Question #1: Is there any way to get off PPIs under these circumstances?
In addition to the recommendations noted above, there are options for anyone with Barrett’s esophagus. However, before any medication, lifestyle, or treatment change is initiated, you should always discuss these changes a medical specialist. First, if you have any concerns about your treatment or the options presented, always get a second opinion from a GERD expert. The experts listed on our website (or available by using our DocMatch online tool) are capable of a complete diagnosis and are committed to offering every treatment option. The treatment options you should consider are radiofrequency ablation and/or surgery to remove the damaged portion of your esophagus and restore your lower esophageal sphincter using one of several procedures, including Nissen fundoplication.

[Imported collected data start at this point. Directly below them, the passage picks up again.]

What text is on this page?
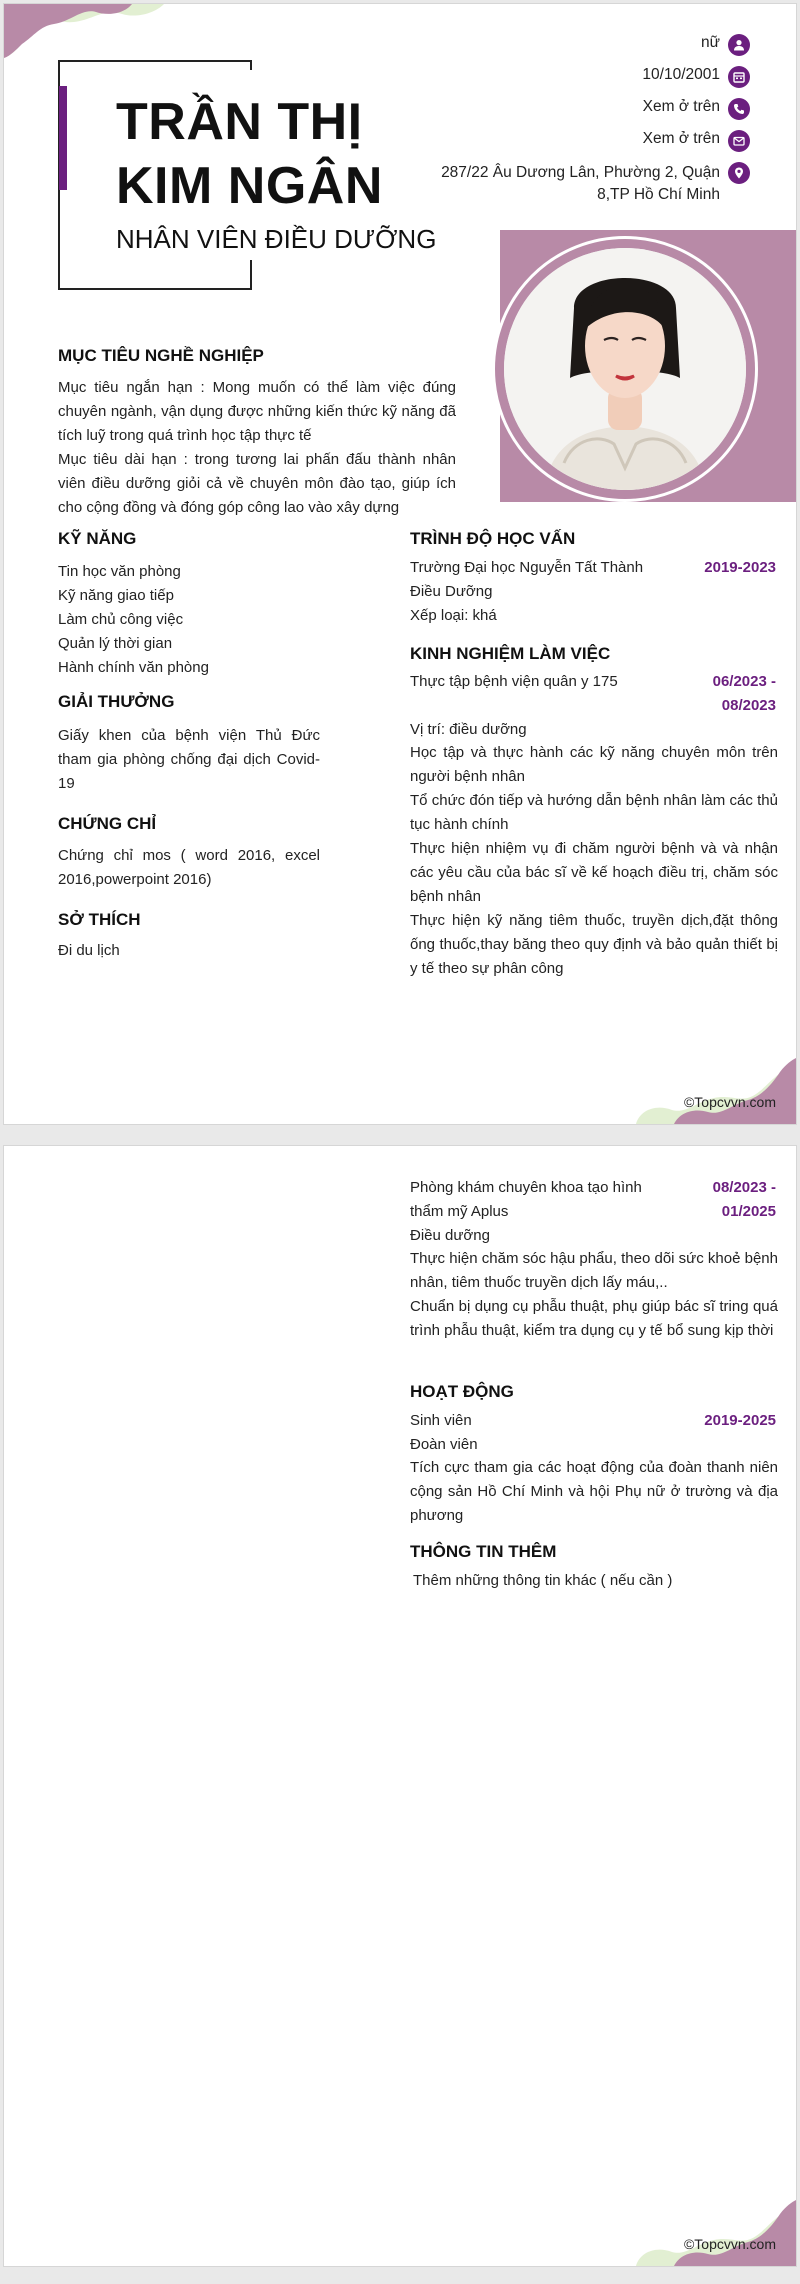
TRẦN THỊ
KIM NGÂN
NHÂN VIÊN ĐIỀU DƯỠNG
nữ
10/10/2001
Xem ở trên
Xem ở trên
287/22 Âu Dương Lân, Phường 2, Quận 8,TP Hồ Chí Minh
MỤC TIÊU NGHỀ NGHIỆP
Mục tiêu ngắn hạn : Mong muốn có thể làm việc đúng chuyên ngành, vận dụng được những kiến thức kỹ năng đã tích luỹ trong quá trình học tập thực tế
Mục tiêu dài hạn : trong tương lai phấn đấu thành nhân viên điều dưỡng giỏi cả về chuyên môn đào tạo, giúp ích cho cộng đồng và đóng góp công lao vào xây dựng
KỸ NĂNG
Tin học văn phòng
Kỹ năng giao tiếp
Làm chủ công việc
Quản lý thời gian
Hành chính văn phòng
GIẢI THƯỞNG
Giấy khen của bệnh viện Thủ Đức tham gia phòng chống đại dịch Covid-19
CHỨNG CHỈ
Chứng chỉ mos ( word 2016, excel 2016,powerpoint 2016)
SỞ THÍCH
Đi du lịch
TRÌNH ĐỘ HỌC VẤN
Trường Đại học Nguyễn Tất Thành	2019-2023
Điều Dưỡng
Xếp loại: khá
KINH NGHIỆM LÀM VIỆC
Thực tập bệnh viện quân y 175	06/2023 -
08/2023
Vị trí: điều dưỡng
Học tập và thực hành các kỹ năng chuyên môn trên người bệnh nhân
Tổ chức đón tiếp và hướng dẫn bệnh nhân làm các thủ tục hành chính
Thực hiện nhiệm vụ đi chăm người bệnh và và nhận các yêu cầu của bác sĩ về kế hoạch điều trị, chăm sóc bệnh nhân
Thực hiện kỹ năng tiêm thuốc, truyền dịch,đặt thông ống thuốc,thay băng theo quy định và bảo quản thiết bị y tế theo sự phân công
©Topcvvn.com
Phòng khám chuyên khoa tạo hình thẩm mỹ Aplus
08/2023 -
01/2025
Điều dưỡng
Thực hiện chăm sóc hậu phẩu, theo dõi sức khoẻ bệnh nhân, tiêm thuốc truyền dịch lấy máu,..
Chuẩn bị dụng cụ phẫu thuật, phụ giúp bác sĩ tring quá trình phẫu thuật, kiểm tra dụng cụ y tế bổ sung kịp thời
HOẠT ĐỘNG
Sinh viên	2019-2025
Đoàn viên
Tích cực tham gia các hoạt động của đoàn thanh niên cộng sản Hồ Chí Minh và hội Phụ nữ ở trường và địa phương
THÔNG TIN THÊM
Thêm những thông tin khác ( nếu cần )
©Topcvvn.com
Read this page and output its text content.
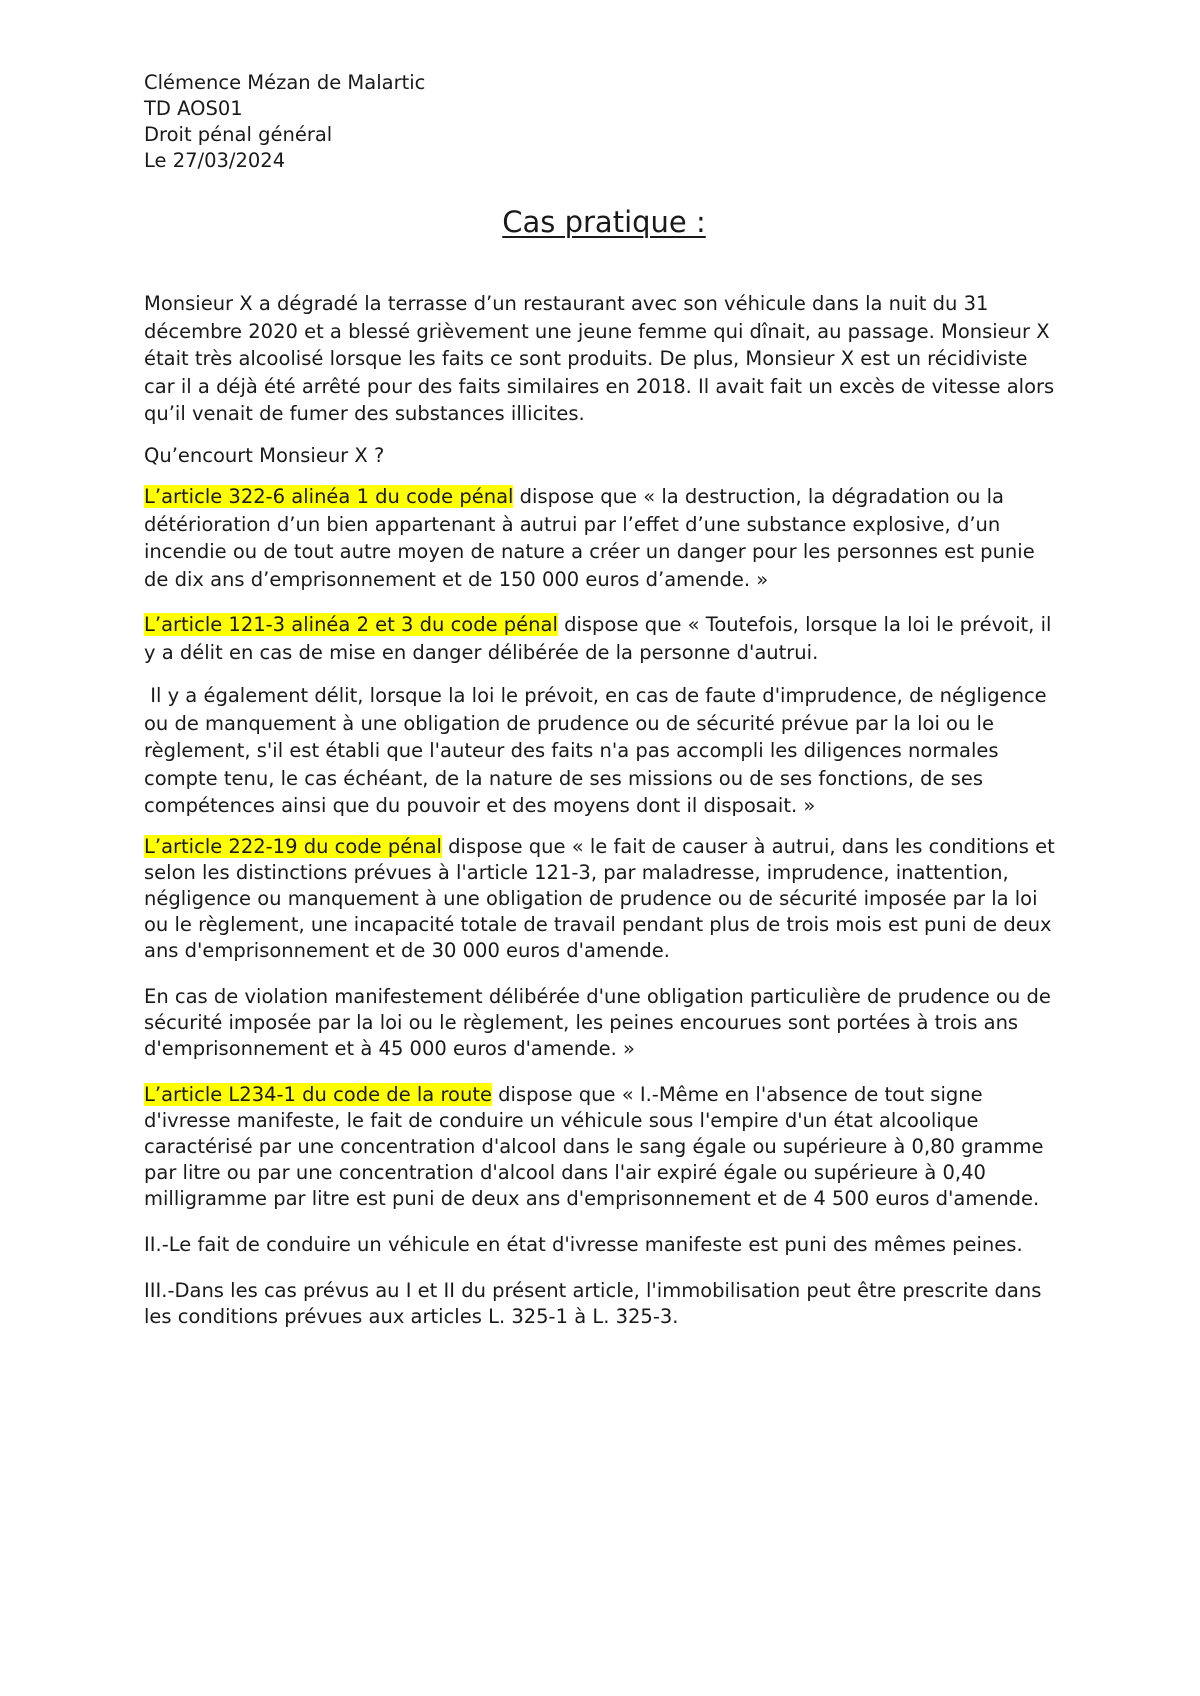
Clémence Mézan de Malartic

TD AOS01

Droit pénal général

Le 27/03/2024

Cas pratique :

Monsieur X a dégradé la terrasse d’un restaurant avec son véhicule dans la nuit du 31 décembre 2020 et a blessé grièvement une jeune femme qui dînait, au passage. Monsieur X était très alcoolisé lorsque les faits ce sont produits. De plus, Monsieur X est un récidiviste car il a déjà été arrêté pour des faits similaires en 2018. Il avait fait un excès de vitesse alors qu’il venait de fumer des substances illicites.

Qu’encourt Monsieur X ?

L’article 322-6 alinéa 1 du code pénal dispose que « la destruction, la dégradation ou la détérioration d’un bien appartenant à autrui par l’effet d’une substance explosive, d’un incendie ou de tout autre moyen de nature a créer un danger pour les personnes est punie de dix ans d’emprisonnement et de 150 000 euros d’amende. »

L’article 121-3 alinéa 2 et 3 du code pénal dispose que « Toutefois, lorsque la loi le prévoit, il y a délit en cas de mise en danger délibérée de la personne d'autrui.

Il y a également délit, lorsque la loi le prévoit, en cas de faute d'imprudence, de négligence ou de manquement à une obligation de prudence ou de sécurité prévue par la loi ou le règlement, s'il est établi que l'auteur des faits n'a pas accompli les diligences normales compte tenu, le cas échéant, de la nature de ses missions ou de ses fonctions, de ses compétences ainsi que du pouvoir et des moyens dont il disposait. »

L’article 222-19 du code pénal dispose que « le fait de causer à autrui, dans les conditions et selon les distinctions prévues à l'article 121-3, par maladresse, imprudence, inattention, négligence ou manquement à une obligation de prudence ou de sécurité imposée par la loi ou le règlement, une incapacité totale de travail pendant plus de trois mois est puni de deux ans d'emprisonnement et de 30 000 euros d'amende.

En cas de violation manifestement délibérée d'une obligation particulière de prudence ou de sécurité imposée par la loi ou le règlement, les peines encourues sont portées à trois ans d'emprisonnement et à 45 000 euros d'amende. »

L’article L234-1 du code de la route dispose que « I.-Même en l'absence de tout signe d'ivresse manifeste, le fait de conduire un véhicule sous l'empire d'un état alcoolique caractérisé par une concentration d'alcool dans le sang égale ou supérieure à 0,80 gramme par litre ou par une concentration d'alcool dans l'air expiré égale ou supérieure à 0,40 milligramme par litre est puni de deux ans d'emprisonnement et de 4 500 euros d'amende.

II.-Le fait de conduire un véhicule en état d'ivresse manifeste est puni des mêmes peines.

III.-Dans les cas prévus au I et II du présent article, l'immobilisation peut être prescrite dans les conditions prévues aux articles L. 325-1 à L. 325-3.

Question #2: I want to have a Nissen fundoplication, but he (GI) is hesitant stating it has a high failure rate. Is that correct?
Surgery for GERD should always be considered if GERD symptoms are not managed to your satisfaction. In light of your osteoporosis, PPI therapy may not be the best treatment plan for you and I hope that Pepcid is effective in managing your symptoms. I would work closely with a GERD specialist to determine the best available medications for you over time. The same treatment options for Barrett’s noted in question #1 above are available to you, however I understand your concern with surgery based upon your current GI’s comments.
In a study following 198 patients treated with laparoscopic Nissen Fundoplications (Annals of Surgery, Hinder, Filipi, Nearly, DeMeester, Perdikis) , researchers found that 97% of those having this procedure were satisfied with this surgical procedure. According to our Medical Director and highlighted in our article, Overview of Antireflux Surgical Procedures, a Nissen fundoplication is the “gold standard” today. Reflux is controlled 80% – 85% of the time and 90% of patients are satisfied with this surgery after 5 years. However, there are several other surgical procedures discussed in the article that should be given consideration as well. Again, the best procedure for you can only be determined by working closely with a GERD expert.